Gerne erinnert sich Elisabeth jedoch daran, dass sie zum Schluss im Garten Sachen, wie z.B. Mein Kampf, Banner und Messer vergraben haben. "Die könnten bestimmt heute noch da liegen", gibt sie lachend wieder.
1945 kamen die Amerikaner mit ihren Panzern und Jeeps, erzählt sie. Zusammen mit anderen Kindern stand sie am Straßenrand, um ihnen zur Begrüßung zu winken. Dankend bekamen die Kinder Schokolade, Kaugummi und Weißbrot. Dort sah Elisabeth auch zum ersten mal einen "Neger". Liebevoll erinnert sie sich an die schwarzen lächelnden Gesichter mit dem strahlend weißen Lächeln.
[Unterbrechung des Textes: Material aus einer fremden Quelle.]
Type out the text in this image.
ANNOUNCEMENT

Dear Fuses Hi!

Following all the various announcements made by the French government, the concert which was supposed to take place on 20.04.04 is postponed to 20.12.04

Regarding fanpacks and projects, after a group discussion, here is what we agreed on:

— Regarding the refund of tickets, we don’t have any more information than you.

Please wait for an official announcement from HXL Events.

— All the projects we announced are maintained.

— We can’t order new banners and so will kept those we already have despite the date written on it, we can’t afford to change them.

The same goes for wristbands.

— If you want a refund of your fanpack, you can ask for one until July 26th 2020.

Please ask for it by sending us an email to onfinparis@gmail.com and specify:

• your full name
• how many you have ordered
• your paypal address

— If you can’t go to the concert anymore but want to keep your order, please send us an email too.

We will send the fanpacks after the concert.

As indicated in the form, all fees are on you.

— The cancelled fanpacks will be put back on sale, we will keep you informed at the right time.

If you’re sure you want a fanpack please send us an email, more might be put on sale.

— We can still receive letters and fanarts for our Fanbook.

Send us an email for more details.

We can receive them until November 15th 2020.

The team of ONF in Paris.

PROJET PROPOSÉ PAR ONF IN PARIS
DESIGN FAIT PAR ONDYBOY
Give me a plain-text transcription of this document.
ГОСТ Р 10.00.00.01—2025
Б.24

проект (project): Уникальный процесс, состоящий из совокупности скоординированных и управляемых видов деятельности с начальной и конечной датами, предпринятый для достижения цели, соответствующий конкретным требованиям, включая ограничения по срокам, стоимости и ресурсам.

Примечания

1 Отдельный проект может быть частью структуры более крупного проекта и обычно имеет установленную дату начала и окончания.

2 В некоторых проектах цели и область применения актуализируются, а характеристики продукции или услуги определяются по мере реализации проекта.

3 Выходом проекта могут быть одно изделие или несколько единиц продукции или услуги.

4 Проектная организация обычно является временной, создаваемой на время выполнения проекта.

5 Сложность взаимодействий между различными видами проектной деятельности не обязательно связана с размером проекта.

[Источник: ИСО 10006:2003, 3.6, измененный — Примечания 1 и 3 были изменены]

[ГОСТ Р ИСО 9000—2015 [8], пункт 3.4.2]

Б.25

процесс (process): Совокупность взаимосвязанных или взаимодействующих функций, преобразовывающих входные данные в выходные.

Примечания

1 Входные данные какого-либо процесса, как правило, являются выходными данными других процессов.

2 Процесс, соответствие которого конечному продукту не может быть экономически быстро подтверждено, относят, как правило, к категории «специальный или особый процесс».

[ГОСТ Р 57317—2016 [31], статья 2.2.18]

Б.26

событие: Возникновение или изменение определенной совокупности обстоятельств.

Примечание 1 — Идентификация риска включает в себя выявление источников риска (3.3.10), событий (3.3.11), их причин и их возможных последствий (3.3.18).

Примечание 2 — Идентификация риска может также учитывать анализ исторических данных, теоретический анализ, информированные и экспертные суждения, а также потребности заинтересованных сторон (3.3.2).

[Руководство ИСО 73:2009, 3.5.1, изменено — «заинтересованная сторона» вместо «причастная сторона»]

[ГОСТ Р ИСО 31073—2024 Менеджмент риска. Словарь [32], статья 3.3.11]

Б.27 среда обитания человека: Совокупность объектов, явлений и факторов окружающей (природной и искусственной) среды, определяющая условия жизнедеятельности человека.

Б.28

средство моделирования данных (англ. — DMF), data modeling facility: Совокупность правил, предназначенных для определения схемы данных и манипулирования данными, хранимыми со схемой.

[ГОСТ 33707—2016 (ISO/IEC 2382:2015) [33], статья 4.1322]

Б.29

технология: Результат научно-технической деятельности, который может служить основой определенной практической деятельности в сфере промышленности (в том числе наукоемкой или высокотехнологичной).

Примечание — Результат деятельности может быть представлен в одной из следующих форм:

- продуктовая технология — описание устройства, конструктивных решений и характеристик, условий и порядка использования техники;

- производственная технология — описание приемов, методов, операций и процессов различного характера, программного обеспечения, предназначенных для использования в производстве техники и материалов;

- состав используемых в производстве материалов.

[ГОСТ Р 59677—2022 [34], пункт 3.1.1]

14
"Sowas von freundlich" waren die Amerikaner. Die Kinder wurden sogar dazu eingeladen auf den Panzern und Jeeps mitzufahren. Elisabeth ist aber nicht dazugestiegen, weil man sich erzählte, dass "die Neger Messer zwischen den Zähnen haben". "Die Amerikaner sind unsere Feinde", wurde immer gesagt. Aber neugierig war sie immer. Besonders auf ihre Musik, die Elisabeth noch heute gern hört. Sicher waren die Amerikaner sehr nett, sagt sie, aber einmal kam der Vater nach der Befreiung in eine Kontrolle und da haben sie ihm seine schöne Taschenuhr abgenommen und da war er richtig sauer. "Viele haben sich ja mit den Amerikanern eingelassen, wenn sie verstehen, was ich meine", sagt sie mit einem Zwinkern, so war "das Kinderheim hinterher voller Lockenköpfe".
"Es war Mai, als sie uns befreit haben", sagt Elisabeth und sieht verträumt in die Ferne. Als sie damals die Kirchenglocken, den Alarm und die Hupen gleichzeitighörten, wusste erst niemand, was los war. Dann aber war es ein Moment, in dem alles still stand und "ich bekomme heute noch Gänsehaut, wenn ich laute Kirchenglocken höre".